For shared work environments such as restaurants, gyms and salons, be sure to have spray sanitizer nearby for quick cleans in-between uses. Post a rule such as “put it down, clean it off” so every item is ready for the next person.
Eliminate Common Spaces
A best practice to keep everyone safe and comfortable during COVID is to temporarily remove common “gathering” areas. Some of these could include:
- Closing breakrooms and encourage people to bring hot coffee and keep their lunches in a cooler near their desk or workspace
- Removing access to common storage spaces such as locker rooms and closets temporarily
- Closing off waiting rooms or other seating
Show your workers you care by giving them some space. Rearrange the office, gym, clinic or spa to make sure employees and potential visitors are 6 feet from each other whenever possible. For offices, rearrange desks to put more space between employees. If you have a workplace where visitors frequently enter and exit, clearly mark entrances and exits as two separate places.
Reduce the Number of People in the Workspace
A great way to reduce exposure and ease contamination fears is to simply let employees continue to work from home on certain days, or even rotate days off to include weekends for those who want to do so.

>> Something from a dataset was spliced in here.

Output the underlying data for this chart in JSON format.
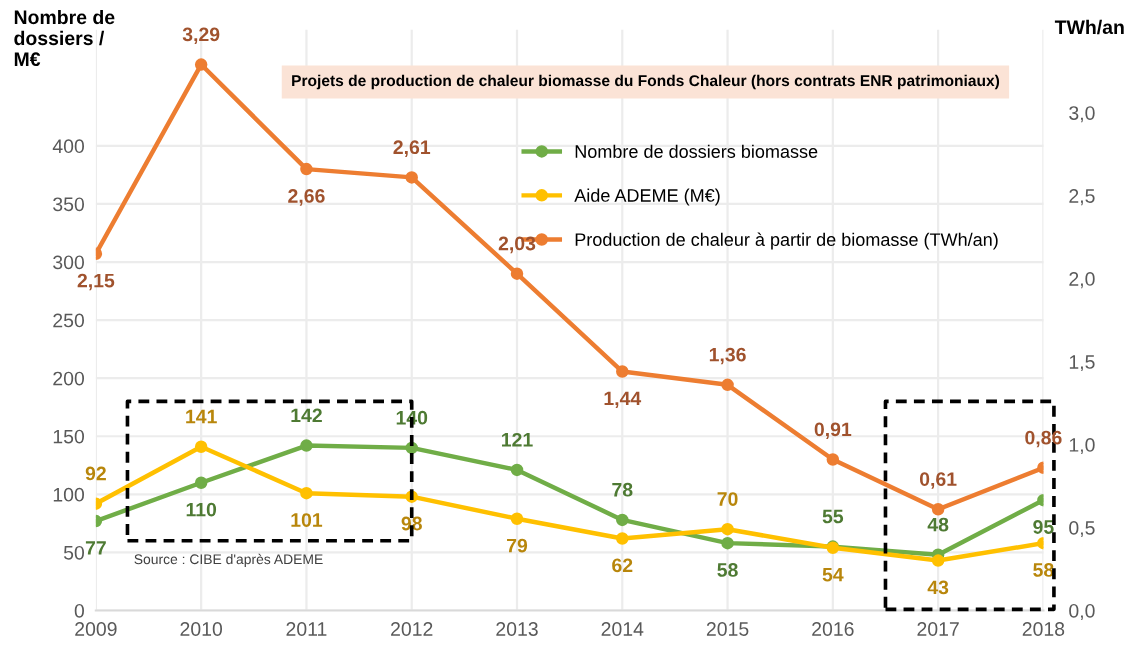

You should also consider having employees work in shifts to reduce exposure time to others. Some common shift times for offices could include:
- 7-3: Shift 1
- 8-4: Shift 2
- 9-5: Shift 3
- 10-6: Shift 4
- 11-7 “Late Shift”
A great way to make this work is to have all employees set meetings for between 11 a.m. – 3 p.m. only. And speaking of meetings:
Make Meetings Safer
- Consider closing smaller meeting rooms and having employees meet in spaced circles in the common areas.
- In addition, encourage Zoom and other virtual options.
- Invest in rolling whiteboards for brainstorming sessions for open space meetings.
Enforce Cleaning Rules
The most important way you can make your employees and workplace visitors and customers feel safe is to provide them plenty of ways to sanitize and protect themselves. Here are some good options:
- Many, many hand sanitizer stations dispersed throughout the workplace. More is better!
- Post conspicuous “Cleaning Rules.” Encourage everyone who enters to think of shared workplace items such as the copier, doorknobs, and pen-pads like gym equipment – “clean after use” every time. Make it clear that Everyone is responsible for cleaning and sanitizing, not just the administrative or reception / HR staff.
- If available, provide individual hand sanitizers, disposable gloves, and masks to each employee.
Hopefully these ideas will help you feel more prepared to welcome your employees and visitors back to the workplace!